Architectural Outcomes

Git-Based Infrastructure Governance

All infrastructure changes are version-controlled.

CI/CD-Driven Stack Management

No manual console provisioning required.

Modular Stack Separation

Network and application layers decoupled.

Cross-Region Scalability

Infrastructure deployable in multiple AWS Regions.
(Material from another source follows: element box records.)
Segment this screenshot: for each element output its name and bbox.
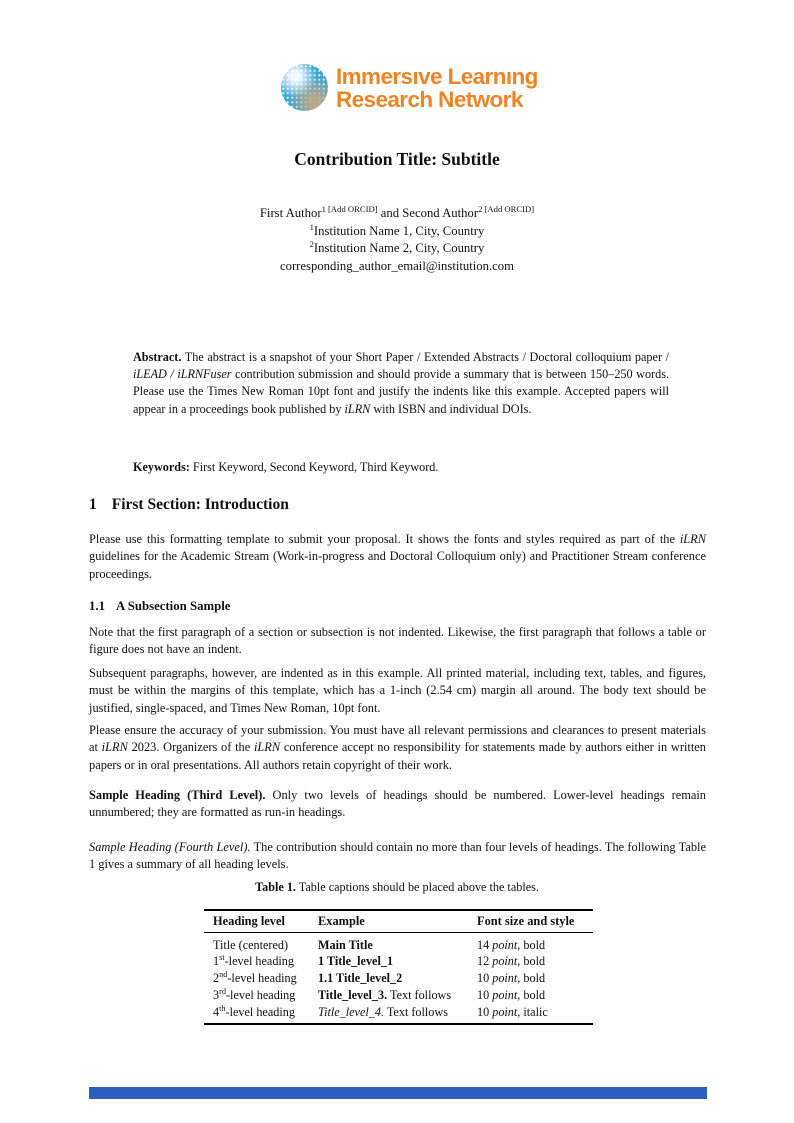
- section-number: 1: [89, 496, 97, 513]
- affiliation-2: $^2$Institution Name 2, City, Country: [309, 238, 485, 255]
- paragraph-note: Note that the first paragraph of a section or subsection is not indented. Likewise, the first paragraph that follows a table or figure does not have an indent.: [89, 625, 706, 657]
- heading-levels-table: [204, 909, 593, 1025]
- paragraph-subsequent: Subsequent paragraphs, however, are indented as in this example. All printed material, including text, tables, and figures, must be within the margins of this template, which has a 1-inch (2.54 cm) margin all around. The body text should be justified, single-spaced, and Times New Roman, 10pt font.: [89, 666, 706, 715]
- logo-line-1: Immersıve Learnıng: [336, 63, 538, 89]
- cell-font-style: 10 point, bold: [477, 971, 546, 986]
- cell-heading-level: 2nd-level heading: [213, 970, 297, 986]
- cell-font-style: 12 point, bold: [477, 954, 546, 969]
- affiliation-1: $^1$Institution Name 1, City, Country: [309, 221, 485, 238]
- cell-heading-level: Title (centered): [213, 937, 289, 952]
- corresponding-email: corresponding_author_email@institution.com: [279, 258, 515, 273]
- cell-example: 1 Title_level_1: [318, 954, 394, 969]
- table-caption: Table 1. Table captions should be placed above the tables.: [255, 880, 539, 894]
- ilrn-logo: [281, 64, 538, 111]
- table-header-row: [204, 910, 593, 933]
- section-heading-1: [89, 496, 706, 514]
- paper-title: Contribution Title: Subtitle: [294, 149, 500, 169]
- cell-font-style: 14 point, bold: [477, 937, 546, 952]
- cell-heading-level: 3rd-level heading: [213, 987, 296, 1003]
- logo-line-2: Research Network: [336, 86, 523, 112]
- globe-icon: [281, 64, 328, 111]
- col-header-heading-level: Heading level: [204, 910, 318, 933]
- subsection-number: 1.1: [89, 599, 105, 613]
- table-row: [204, 933, 593, 954]
- cell-example: Title_level_3. Text follows: [318, 988, 452, 1003]
- cell-heading-level: 4th-level heading: [204, 1004, 318, 1024]
- cell-example: Title_level_4. Text follows: [318, 1004, 477, 1024]
- table-row: [204, 1004, 593, 1024]
- abstract-paragraph: Abstract. The abstract is a snapshot of your Short Paper / Extended Abstracts / Doctoral colloquium paper / iLEAD / iLRNFuser contribution submission and should provide a summary that is between 150–250 words. Please use the Times New Roman 10pt font and justify the indents like this example. Accepted papers will appear in a proceedings book published by iLRN with ISBN and individual DOIs.: [133, 350, 669, 416]
- col-header-font-size: Font size and style: [477, 910, 593, 933]
- section-title: First Section: Introduction: [111, 496, 289, 513]
- cell-font-style: 10 point, bold: [477, 988, 546, 1003]
- cell-heading-level: 1st-level heading: [213, 953, 294, 969]
- cell-example: Main Title: [318, 937, 373, 952]
- author-block: [0, 205, 794, 275]
- cell-example: 1.1 Title_level_2: [318, 971, 403, 986]
- subsection-heading-1-1: [89, 599, 706, 614]
- subsection-title: A Subsection Sample: [116, 599, 231, 613]
- paragraph-fourth-level-heading: Sample Heading (Fourth Level). The contribution should contain no more than four levels of headings. The following Table 1 gives a summary of all heading levels.: [89, 840, 706, 872]
- cell-font-style: 10 point, italic: [477, 1004, 593, 1024]
- paragraph-ensure: Please ensure the accuracy of your submission. You must have all relevant permissions and clearances to present materials at iLRN 2023. Organizers of the iLRN conference accept no responsibility for statements made by authors either in written papers or in oral presentations. All authors retain copyright of their work.: [89, 723, 706, 772]
- footer-bar: [89, 1087, 707, 1099]
- table-row: [204, 953, 593, 970]
- col-header-example: Example: [318, 910, 477, 933]
- paragraph-intro: Please use this formatting template to submit your proposal. It shows the fonts and styles required as part of the iLRN guidelines for the Academic Stream (Work-in-progress and Doctoral Colloquium only) and Practitioner Stream conference proceedings.: [89, 532, 706, 581]
- keywords-line: Keywords: First Keyword, Second Keyword, Third Keyword.: [133, 460, 439, 474]
- table-row: [204, 987, 593, 1004]
- author-names: First Author$^{1 [Add ORCID]}$ and Second Author$^{2 [Add ORCID]}$: [259, 203, 535, 220]
- logo-wordmark: [336, 65, 538, 111]
- table-row: [204, 970, 593, 987]
- table: [204, 909, 593, 1025]
- paragraph-third-level-heading: Sample Heading (Third Level). Only two levels of headings should be numbered. Lower-level headings remain unnumbered; they are formatted as run-in headings.: [89, 788, 706, 820]
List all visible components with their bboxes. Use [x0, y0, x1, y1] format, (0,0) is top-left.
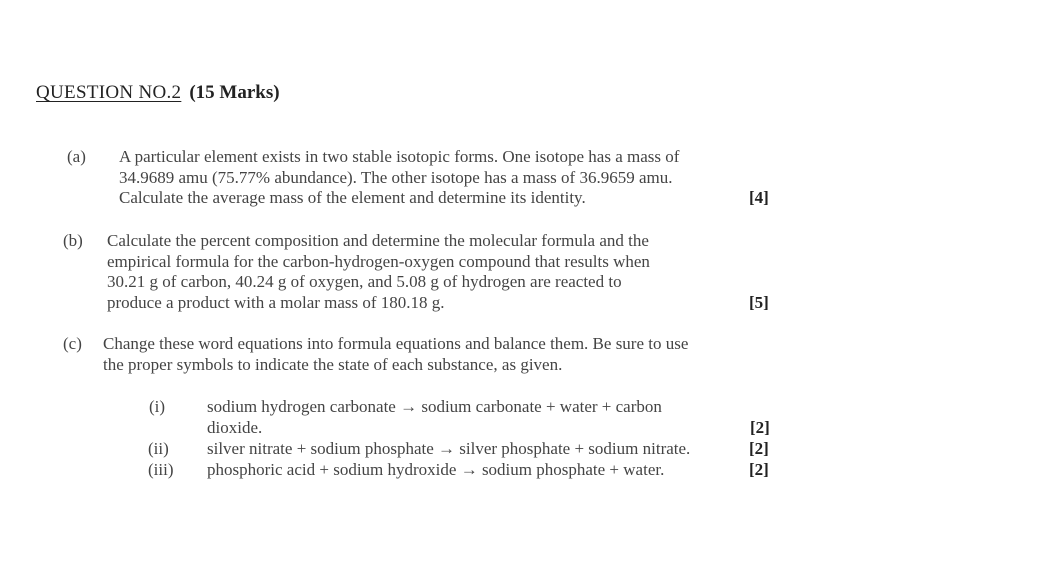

Reduced Configuration Drift

Environment state controlled via template definitions.


Enterprise Impact

This project elevates Infrastructure-as-Code from basic template usage to:

  • Platform engineering practice
  • CI/CD-integrated deployment model
  • Governed infrastructure lifecycle
  • Multi-region operational readiness

It reflects how modern cloud platforms are built in enterprise environments.


Conclusion

Successfully implemented a CI/CD-driven Infrastructure-as-Code pipeline using AWS CloudFormation, CodeCommit, and CodePipeline.

The solution demonstrates automation maturity, operational governance, and scalable environment replication — core competencies expected of modern cloud architects and platform engineers.